L'art de la nuance n'est pas le fort de l'auteur qui s'amuse dans ses éléments descriptifs à opposer des contraires (ville-village, argent-pauvreté, bon-méchant, homme-femme, intelligence-stupidité, lâcheté-courage, probité-bassesse...) Ces innombrables paragraphes manichéens sont aussi ennuyeux que superflus.

Au final, il m'est impossible d'avoir de l'empathie pour des personnages semblables et pour une histoire ainsi racontée. Le seul coup de chapeau est d'avoir choisi un sujet écologique qui attire d'emblée la sympathie du lecteur. On ne peut pas être contre ce qui est décrié dans L'Ombre de Gray Mountain : la surexploitation minière, la dégradation des paysages, la pollution de l'eau, la corruption. Malheureusement, Grisham nous propose une narration simpliste plus prompte à la réaction qu'à la réflexion, comme si être d'accord avec les thématiques suffisait à se racheter un sens moral.
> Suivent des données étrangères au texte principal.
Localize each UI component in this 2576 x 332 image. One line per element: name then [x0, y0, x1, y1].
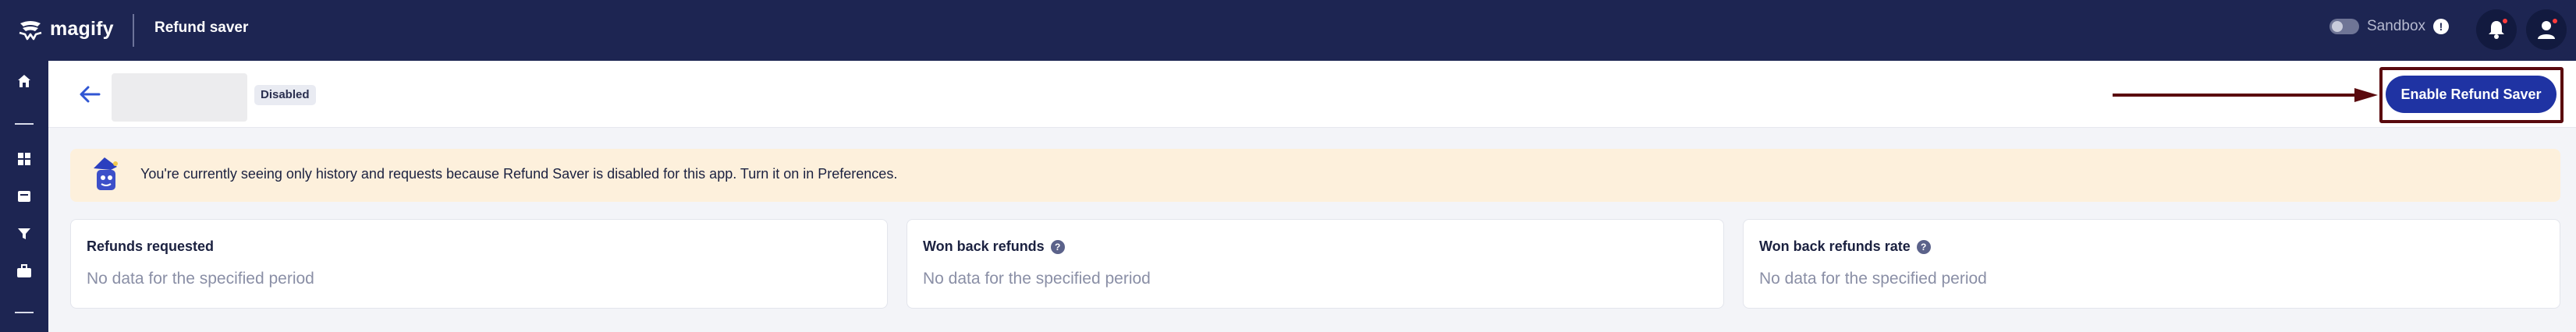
help-icon[interactable]: ?: [1050, 239, 1065, 254]
sidebar: [0, 61, 48, 332]
card-title: Refunds requested: [87, 238, 214, 255]
sandbox-toggle[interactable]: [2329, 19, 2359, 34]
info-icon[interactable]: !: [2433, 19, 2450, 34]
card-title: Won back refunds ?: [923, 238, 1065, 255]
dashboard-icon[interactable]: [15, 150, 34, 168]
notification-dot: [2501, 17, 2509, 25]
banner-message: You're currently seeing only history and…: [140, 166, 898, 182]
enable-refund-saver-button[interactable]: Enable Refund Saver: [2386, 76, 2556, 113]
card-title: Won back refunds rate ?: [1759, 238, 1931, 255]
toggle-knob: [2332, 21, 2343, 32]
help-icon[interactable]: ?: [1916, 239, 1931, 254]
app-icon-placeholder: [112, 73, 247, 122]
brand-logo[interactable]: magify: [17, 17, 114, 41]
status-badge: Disabled: [254, 85, 316, 105]
brand-name: magify: [50, 17, 114, 40]
sandbox-toggle-group: Sandbox !: [2329, 18, 2450, 35]
card-title-text: Won back refunds: [923, 238, 1045, 254]
back-arrow-icon[interactable]: [78, 84, 101, 104]
top-bar: magify Refund saver Sandbox !: [0, 0, 2576, 61]
card-empty-state: No data for the specified period: [1759, 270, 1987, 288]
profile-dot: [2551, 17, 2559, 25]
sidebar-divider: [15, 123, 34, 125]
card-empty-state: No data for the specified period: [87, 270, 314, 288]
notifications-button[interactable]: [2476, 9, 2517, 50]
sandbox-label: Sandbox: [2367, 18, 2426, 34]
card-title-text: Won back refunds rate: [1759, 238, 1911, 254]
card-won-back-refunds-rate: Won back refunds rate ? No data for the …: [1743, 219, 2560, 309]
card-title-text: Refunds requested: [87, 238, 215, 254]
card-empty-state: No data for the specified period: [923, 270, 1151, 288]
filter-icon[interactable]: [15, 224, 34, 243]
app-title: Refund saver: [154, 19, 249, 36]
card-won-back-refunds: Won back refunds ? No data for the speci…: [907, 219, 1724, 309]
title-divider: [133, 14, 134, 47]
briefcase-icon[interactable]: [15, 262, 34, 281]
inventory-icon[interactable]: [15, 187, 34, 206]
magify-logo-icon: [19, 21, 42, 41]
home-icon[interactable]: [15, 72, 34, 90]
annotation-arrow: [2113, 88, 2378, 102]
card-refunds-requested: Refunds requested No data for the specif…: [70, 219, 888, 309]
sidebar-divider-bottom: [15, 312, 34, 313]
wizard-mascot-icon: [94, 157, 118, 190]
profile-button[interactable]: [2526, 9, 2567, 50]
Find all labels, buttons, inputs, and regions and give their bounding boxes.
Dans le roman juridique, John Grisham est un maitre incontesté. Il est vraiment dommage de trouver entre les lignes de son récit autant de mièvreries. Du polar juridique, il glisse ici vers le polar moralisateur. Par moment, ce n'est plus de la narration, c'est du prosélytisme. Ce n'est plus une œuvre de fiction, c'est un sermon.

John Grisham, L'Ombre de Gray Mountain, Éditions JCLattès. Traduit de l'anglais par Dominique Defert (Gray Mountain, 2014). Avril 2015. 477 pages.